A skygazer has shared some spectacular photos he took during the Draconid meteor shower last week.

Manmohan Panda was out taking pictures of the annual ‘show’ on Thursday evening (October 8), when the meteor shower was expected to peak.

Named after the constellation of Draco the dragon, the Draconids take place every year and is one of the two meteor showers to light up the skies in October.

The streaks spawn from the comet 21P/Giacobini-Zinner, which orbits around the sun for six-and-a-half years.

Photos by Manmohan, which were shared into the Watford Observer camera club, show numerous pictures he took during the meteor shower between 9.30pm and 10.30pm stacked together to form star trail images.

Watford Observer:

Watford Observer:

Photo credit: Manmohan Panda

This is a type of photograph that uses long exposure times to capture the apparent motion of stars in the night sky due to Earth's rotation.

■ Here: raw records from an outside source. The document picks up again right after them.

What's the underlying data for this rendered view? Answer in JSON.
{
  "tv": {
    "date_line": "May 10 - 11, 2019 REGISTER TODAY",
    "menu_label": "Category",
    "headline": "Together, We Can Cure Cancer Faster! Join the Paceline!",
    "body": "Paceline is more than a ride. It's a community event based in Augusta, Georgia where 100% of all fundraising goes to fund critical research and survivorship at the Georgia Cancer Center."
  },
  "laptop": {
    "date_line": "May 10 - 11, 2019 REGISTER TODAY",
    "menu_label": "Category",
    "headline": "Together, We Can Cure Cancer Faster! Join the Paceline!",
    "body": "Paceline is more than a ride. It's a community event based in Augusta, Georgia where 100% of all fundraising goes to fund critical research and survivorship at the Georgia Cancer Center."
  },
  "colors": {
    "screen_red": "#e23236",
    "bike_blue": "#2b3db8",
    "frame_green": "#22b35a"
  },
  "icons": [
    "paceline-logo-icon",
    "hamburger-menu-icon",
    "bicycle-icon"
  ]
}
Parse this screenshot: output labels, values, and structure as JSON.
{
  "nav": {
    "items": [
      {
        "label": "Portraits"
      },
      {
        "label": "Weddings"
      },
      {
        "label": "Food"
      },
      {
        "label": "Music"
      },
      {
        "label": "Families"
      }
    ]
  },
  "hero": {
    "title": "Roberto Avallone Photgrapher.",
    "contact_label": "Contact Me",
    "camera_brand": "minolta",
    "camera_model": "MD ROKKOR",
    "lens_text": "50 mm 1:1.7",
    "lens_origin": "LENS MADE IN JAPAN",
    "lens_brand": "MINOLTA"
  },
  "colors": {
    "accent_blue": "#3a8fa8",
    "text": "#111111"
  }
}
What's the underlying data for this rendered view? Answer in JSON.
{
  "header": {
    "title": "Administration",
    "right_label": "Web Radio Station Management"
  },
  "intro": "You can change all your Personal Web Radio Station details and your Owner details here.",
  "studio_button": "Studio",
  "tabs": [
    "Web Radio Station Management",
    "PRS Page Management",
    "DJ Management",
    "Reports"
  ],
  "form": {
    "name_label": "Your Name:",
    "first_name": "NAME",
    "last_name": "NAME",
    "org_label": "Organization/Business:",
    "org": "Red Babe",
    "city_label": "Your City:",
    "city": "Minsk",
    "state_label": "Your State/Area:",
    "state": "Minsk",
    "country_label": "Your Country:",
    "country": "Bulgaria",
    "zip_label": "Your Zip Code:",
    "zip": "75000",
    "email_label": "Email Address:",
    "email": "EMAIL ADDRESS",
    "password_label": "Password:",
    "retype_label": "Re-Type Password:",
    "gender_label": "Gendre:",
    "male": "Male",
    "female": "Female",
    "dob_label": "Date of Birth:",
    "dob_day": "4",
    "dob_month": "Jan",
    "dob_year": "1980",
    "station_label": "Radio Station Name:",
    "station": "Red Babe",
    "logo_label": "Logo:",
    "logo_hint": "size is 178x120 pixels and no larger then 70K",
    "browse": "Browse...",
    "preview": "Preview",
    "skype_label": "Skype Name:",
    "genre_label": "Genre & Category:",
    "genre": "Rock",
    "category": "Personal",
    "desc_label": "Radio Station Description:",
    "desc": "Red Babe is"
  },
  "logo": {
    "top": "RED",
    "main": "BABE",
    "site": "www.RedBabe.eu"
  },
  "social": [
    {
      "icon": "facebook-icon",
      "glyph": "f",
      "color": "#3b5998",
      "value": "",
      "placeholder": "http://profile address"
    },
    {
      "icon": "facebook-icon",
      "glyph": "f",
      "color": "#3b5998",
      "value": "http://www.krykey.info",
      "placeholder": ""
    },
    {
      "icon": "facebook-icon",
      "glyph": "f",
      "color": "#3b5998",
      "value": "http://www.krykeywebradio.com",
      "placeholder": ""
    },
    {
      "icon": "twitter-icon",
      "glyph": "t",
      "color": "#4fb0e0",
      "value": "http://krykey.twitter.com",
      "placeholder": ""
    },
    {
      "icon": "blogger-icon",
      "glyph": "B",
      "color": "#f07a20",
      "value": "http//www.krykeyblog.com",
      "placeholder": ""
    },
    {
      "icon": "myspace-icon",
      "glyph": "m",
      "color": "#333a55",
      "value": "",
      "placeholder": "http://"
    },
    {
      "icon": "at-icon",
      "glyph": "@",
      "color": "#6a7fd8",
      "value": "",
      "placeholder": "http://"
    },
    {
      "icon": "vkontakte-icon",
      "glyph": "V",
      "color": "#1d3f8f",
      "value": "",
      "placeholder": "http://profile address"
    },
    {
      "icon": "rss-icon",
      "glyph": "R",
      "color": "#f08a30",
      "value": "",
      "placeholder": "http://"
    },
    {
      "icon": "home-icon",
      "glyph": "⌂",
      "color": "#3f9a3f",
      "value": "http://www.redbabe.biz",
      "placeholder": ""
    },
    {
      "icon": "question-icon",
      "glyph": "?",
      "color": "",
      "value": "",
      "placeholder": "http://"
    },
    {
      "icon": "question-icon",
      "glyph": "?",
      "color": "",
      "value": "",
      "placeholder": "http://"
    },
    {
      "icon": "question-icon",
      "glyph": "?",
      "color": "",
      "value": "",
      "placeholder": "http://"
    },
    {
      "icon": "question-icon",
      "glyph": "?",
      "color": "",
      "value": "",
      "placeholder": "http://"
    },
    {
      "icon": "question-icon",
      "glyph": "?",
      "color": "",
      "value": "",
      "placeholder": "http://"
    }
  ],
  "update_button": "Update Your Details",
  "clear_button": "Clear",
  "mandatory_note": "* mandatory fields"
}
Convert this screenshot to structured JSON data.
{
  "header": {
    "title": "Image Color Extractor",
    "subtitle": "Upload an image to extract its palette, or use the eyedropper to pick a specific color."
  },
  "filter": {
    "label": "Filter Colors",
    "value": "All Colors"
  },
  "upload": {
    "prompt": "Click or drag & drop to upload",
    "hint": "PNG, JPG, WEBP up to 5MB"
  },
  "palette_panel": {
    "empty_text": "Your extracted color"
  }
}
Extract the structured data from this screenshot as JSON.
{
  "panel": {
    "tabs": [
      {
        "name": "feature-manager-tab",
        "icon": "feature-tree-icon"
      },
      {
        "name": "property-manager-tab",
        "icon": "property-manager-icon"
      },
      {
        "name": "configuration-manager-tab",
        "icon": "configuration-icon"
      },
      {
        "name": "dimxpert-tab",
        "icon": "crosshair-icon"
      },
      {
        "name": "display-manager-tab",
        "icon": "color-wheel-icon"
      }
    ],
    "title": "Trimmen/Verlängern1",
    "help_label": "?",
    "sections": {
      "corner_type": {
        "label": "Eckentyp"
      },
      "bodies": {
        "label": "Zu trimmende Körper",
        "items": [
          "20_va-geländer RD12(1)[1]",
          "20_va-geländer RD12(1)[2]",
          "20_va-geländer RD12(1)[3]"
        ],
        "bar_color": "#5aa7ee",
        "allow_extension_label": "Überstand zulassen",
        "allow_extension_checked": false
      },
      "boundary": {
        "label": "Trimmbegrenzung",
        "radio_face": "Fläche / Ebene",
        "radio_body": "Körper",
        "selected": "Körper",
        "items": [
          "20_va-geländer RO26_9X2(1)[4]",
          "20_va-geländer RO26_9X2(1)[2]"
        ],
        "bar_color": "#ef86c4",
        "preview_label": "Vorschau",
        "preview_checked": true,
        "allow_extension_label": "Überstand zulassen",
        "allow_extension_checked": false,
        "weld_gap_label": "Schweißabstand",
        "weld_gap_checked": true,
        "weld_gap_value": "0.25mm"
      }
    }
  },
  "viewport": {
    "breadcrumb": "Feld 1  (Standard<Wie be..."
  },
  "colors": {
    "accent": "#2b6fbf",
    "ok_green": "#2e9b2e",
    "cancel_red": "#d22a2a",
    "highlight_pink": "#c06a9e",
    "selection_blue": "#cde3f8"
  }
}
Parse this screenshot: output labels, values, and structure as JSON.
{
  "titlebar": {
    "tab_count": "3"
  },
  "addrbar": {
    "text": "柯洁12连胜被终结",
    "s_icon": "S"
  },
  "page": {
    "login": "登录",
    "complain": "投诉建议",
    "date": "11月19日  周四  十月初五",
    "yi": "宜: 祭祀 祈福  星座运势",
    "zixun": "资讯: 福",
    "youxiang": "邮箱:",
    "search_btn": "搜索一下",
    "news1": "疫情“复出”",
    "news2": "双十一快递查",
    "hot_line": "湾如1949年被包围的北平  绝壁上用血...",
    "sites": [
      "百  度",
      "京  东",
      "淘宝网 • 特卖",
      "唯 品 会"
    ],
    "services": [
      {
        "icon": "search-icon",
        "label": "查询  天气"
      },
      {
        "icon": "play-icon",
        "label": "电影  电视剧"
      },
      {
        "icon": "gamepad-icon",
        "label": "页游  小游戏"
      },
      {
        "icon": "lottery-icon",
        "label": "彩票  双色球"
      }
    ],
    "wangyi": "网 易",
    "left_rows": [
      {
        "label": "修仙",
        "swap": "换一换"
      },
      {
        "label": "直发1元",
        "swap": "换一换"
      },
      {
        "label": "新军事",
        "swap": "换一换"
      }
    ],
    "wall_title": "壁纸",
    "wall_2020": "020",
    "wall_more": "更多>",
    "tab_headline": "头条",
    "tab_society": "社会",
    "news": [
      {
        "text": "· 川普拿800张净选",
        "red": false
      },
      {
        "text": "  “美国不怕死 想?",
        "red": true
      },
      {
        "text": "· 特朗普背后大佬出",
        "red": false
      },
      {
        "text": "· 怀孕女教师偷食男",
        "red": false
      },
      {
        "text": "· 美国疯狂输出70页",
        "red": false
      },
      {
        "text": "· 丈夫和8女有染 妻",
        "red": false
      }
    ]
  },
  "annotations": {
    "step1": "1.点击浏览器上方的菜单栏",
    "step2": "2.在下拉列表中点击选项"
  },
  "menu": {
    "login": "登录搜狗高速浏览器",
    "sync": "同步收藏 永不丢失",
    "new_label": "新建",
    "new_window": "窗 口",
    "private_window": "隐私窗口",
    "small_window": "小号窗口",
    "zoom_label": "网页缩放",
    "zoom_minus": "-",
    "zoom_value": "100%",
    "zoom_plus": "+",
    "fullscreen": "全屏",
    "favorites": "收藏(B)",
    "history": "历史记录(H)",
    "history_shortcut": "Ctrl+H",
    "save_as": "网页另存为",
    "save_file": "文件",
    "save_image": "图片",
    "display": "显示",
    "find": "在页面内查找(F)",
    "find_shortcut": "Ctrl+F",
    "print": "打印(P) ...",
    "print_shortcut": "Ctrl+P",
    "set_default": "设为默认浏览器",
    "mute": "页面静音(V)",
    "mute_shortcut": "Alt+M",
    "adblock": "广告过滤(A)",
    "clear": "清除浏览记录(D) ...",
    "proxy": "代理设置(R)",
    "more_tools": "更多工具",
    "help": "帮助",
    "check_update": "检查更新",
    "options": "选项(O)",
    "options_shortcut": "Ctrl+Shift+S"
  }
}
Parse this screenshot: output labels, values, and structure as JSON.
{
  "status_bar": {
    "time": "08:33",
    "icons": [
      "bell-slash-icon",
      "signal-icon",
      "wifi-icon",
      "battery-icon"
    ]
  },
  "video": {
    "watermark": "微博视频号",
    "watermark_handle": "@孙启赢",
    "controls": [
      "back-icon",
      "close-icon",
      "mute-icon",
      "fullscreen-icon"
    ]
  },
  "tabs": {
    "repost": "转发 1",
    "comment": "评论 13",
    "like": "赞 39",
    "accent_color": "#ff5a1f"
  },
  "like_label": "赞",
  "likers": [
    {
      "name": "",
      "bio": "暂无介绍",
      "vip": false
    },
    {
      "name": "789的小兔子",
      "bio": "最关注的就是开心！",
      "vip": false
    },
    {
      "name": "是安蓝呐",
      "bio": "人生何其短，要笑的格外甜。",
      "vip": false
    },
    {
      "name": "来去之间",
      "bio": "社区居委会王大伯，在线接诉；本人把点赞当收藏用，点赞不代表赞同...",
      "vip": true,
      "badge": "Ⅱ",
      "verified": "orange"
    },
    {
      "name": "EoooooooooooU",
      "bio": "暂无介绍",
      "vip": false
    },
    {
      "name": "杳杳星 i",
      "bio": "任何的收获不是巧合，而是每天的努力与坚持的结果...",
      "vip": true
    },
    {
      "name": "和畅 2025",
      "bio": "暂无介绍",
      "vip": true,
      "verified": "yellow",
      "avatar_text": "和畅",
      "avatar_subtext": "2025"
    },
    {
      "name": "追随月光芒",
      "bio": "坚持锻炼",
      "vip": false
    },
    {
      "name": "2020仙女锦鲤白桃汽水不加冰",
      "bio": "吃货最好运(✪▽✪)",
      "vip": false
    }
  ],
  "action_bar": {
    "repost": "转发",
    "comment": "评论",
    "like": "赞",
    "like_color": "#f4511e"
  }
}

Manmohan believes that some of the singular dots in the stunning photos could be small meteors, which are made from the fragments of the comet burn up as they enter the Earth's atmosphere - streaking across the night sky as ‘shooting stars’.

He also took a photo of what appears to be one of the ‘shooting stars’ streaking across the sky during Thursday evening.

Watford Observer:

Photo credit: Manmohan Panda

Anna Ross, an astronomer at the Royal Observatory Greenwich, said: “The number of meteor seen during the peak night varies quite a lot from year to year – usually there will only be around 5-20 meteors per hour visible but some years there have been reports of thousands per hour spotted.”

A second meteor shower, the Orionids, will also take place later this month, peaking on October 22.